Henry Morgentaler was remembered as a kind and compassionate man and "a hero for all Canadian women" at an invitation-only memorial service Friday night.
More than 100 women and a scattering of men filled the Robert H. Steen Community Centre to listen to tributes to the abortion-rights crusader, who died May 29. Security was hired in case anti-abortion protesters got wind of the event. There was no trouble.
Lori Johnson, executive director of Klinic and a former Morgentaler employee, remembered the violence of the anti-abortion protests in the late '80s. She recalled the shootings of abortion doctors, including one in Winnipeg.
"It was a very violent time," she said before the formal service began. "There were threats."
Johnson said her young children were approached and photographed in the playground of Laura Secord School.
"I feared for my family. Their photographs appeared on the front of some anti-abortion literature."
'It was a very violent time. There were threats' -- Lori Johnson, former Morgentaler employee, of the anti-abortion movement in the 1980s
She remains proud of the services provided to women seeking therapeutic abortions, even as police raided the clinic and arrested the staff and patients.

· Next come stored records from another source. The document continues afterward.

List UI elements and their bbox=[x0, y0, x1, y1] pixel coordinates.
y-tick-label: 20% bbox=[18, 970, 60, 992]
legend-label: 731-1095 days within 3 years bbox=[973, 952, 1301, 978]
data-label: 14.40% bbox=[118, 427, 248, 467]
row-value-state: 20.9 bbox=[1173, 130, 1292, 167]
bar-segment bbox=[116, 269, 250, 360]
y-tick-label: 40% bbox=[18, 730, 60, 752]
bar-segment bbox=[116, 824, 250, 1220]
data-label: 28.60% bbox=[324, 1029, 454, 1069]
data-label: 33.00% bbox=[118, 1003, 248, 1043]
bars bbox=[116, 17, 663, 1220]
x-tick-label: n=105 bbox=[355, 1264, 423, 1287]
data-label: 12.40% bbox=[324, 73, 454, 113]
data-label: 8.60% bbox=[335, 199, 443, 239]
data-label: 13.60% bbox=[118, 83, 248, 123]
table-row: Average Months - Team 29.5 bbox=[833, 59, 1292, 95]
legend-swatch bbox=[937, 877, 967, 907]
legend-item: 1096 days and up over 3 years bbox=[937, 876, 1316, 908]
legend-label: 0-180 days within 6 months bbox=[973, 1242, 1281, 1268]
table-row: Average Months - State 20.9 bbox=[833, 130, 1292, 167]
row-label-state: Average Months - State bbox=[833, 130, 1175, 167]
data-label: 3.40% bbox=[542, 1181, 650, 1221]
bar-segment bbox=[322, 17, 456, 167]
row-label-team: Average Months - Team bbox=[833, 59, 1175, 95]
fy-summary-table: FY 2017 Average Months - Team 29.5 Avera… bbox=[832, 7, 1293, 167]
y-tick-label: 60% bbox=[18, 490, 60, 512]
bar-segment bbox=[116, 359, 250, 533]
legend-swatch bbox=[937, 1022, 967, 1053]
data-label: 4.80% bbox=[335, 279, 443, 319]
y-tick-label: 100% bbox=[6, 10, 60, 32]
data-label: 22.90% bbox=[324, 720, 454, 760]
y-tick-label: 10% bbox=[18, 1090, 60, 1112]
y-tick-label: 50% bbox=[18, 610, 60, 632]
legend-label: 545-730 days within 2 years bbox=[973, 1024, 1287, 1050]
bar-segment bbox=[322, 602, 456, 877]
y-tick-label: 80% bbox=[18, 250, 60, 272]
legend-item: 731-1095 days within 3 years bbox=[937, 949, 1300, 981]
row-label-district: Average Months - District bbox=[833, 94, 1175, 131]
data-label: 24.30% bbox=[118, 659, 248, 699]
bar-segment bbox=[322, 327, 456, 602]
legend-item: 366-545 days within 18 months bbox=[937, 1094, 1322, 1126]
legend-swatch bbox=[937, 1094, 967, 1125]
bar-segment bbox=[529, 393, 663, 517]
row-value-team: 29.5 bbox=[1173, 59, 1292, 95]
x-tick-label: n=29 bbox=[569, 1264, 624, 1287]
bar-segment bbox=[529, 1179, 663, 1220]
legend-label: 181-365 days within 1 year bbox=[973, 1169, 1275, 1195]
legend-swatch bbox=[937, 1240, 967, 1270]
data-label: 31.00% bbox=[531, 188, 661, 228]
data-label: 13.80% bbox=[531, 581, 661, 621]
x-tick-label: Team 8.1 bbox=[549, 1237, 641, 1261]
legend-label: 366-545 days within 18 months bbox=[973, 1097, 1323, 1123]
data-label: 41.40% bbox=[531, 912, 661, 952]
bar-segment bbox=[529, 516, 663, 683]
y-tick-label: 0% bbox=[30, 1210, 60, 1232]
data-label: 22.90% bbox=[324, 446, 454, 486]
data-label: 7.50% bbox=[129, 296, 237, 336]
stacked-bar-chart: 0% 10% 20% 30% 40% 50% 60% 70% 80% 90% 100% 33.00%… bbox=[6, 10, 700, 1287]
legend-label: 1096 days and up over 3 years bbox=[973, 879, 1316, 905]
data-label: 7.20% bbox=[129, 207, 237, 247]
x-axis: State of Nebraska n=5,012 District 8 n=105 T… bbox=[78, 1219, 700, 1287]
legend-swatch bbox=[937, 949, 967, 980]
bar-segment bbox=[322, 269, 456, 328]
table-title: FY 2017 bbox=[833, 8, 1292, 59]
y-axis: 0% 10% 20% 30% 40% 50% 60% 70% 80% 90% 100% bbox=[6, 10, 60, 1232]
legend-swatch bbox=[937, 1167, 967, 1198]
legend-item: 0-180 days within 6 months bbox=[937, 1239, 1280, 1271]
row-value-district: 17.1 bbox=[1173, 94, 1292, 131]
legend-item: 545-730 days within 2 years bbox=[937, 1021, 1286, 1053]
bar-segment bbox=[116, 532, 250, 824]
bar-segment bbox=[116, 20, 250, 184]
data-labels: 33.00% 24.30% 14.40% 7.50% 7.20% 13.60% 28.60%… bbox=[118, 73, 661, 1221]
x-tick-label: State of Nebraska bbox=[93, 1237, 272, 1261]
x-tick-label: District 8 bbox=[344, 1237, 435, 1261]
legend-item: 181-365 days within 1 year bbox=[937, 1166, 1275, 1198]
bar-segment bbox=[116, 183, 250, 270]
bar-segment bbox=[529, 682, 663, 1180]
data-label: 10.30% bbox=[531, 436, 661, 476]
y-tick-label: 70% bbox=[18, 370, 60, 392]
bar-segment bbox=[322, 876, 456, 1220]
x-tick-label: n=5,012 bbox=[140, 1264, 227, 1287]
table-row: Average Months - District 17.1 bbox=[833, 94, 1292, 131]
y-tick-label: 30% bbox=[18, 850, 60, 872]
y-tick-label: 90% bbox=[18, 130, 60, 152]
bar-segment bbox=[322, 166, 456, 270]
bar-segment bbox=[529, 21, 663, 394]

"We took exceptionally good, compassionate care of the women who came there. For those women who chose to terminate, they were well-cared for by an amazing team of professionals."
She said Morgentaler's confinement to a concentration camp (and the death of his mother at Auschwitz) influenced his work and vision.
When the camps were liberated, Morgentaler weighed 77 pounds and had lost all his teeth.
"Henry believed that babies born to women when they were wanted and loved, those babies were less likely to be murderers and rapists, less likely to grow up and build concentration camps."
He was unable to save his mother, Johnson said, "but he could help other women."
As a doctor in Quebec, Morgentaler saw women dying of sepsis after botched, illegal abortions.
His motto was "every mother a willing mother, every child a wanted child." It was repeated by all the speakers Friday night, who remembered his fierce battles to bring reproductive choice to Canadian women.
Dr. Suzanne Newman, an abortion provider who began her career as a volunteer in Morgentaler's Corydon Avenue clinic, called him "a man of infinite wisdom. He believed passionately that a woman has the right to control her body."
The service felt nostalgic, as women who fought in the trenches with Morgentaler 30 years ago remembered the fight and challenged a new generation not to become complacent. Newspaper clippings from three and four decades ago flashed on the wall as the speakers paid their tributes.
A bowl of badges emblazoned with slogans sat next to the guest book, a flower-filled vase and a portrait of the deceased. I grabbed one that reads "This is what a feminist looks like" for my daughter.
Newman, clearly grieving, said her friend was "a pleasure to be with. He had a wonderful singing voice. He was fun. He had a sense of humour. He was absolutely charming."
"He was a man of courage and bravery. He was also a man brimming with compassion."
There were no hints of the man who was reviled by many, seen as a wild-eyed devil who killed babies. Instead, the memorial guests heard stories of staff at restaurants who refused to let him pay for meals, of strangers who would send over bottles of wine in appreciation for his work and courage.
A picture of former governor general Micha´lle Jean presenting Morgentaler with the Order of Canada flashed on the wall.
Lynn Kroeker was the nurse-manager of the clinic. She spent a weekend in jail with the rest of the staff.
She wasn't sure she wanted to work with him. He persisted, and she flew to Montreal to look at his clinic there.
"I met this wonderful, wonderful man who immediately started telling me about his dream of reproductive choice."
She was impressed with "how much better" the treatment of women in Morgentaler's clinic was than in hospital. And then she quoted the motto: "Every mother a willing mother, every child a wanted child."
"He taught, be something about humanity," she said. "I just want to say a thank-you to Henry because he touched my life as he touched so many women's lives."
"He was a great man who changed my life," said Lori Johnson. "Together, with many of you in this room and with Henry, we made a difference and we continue to."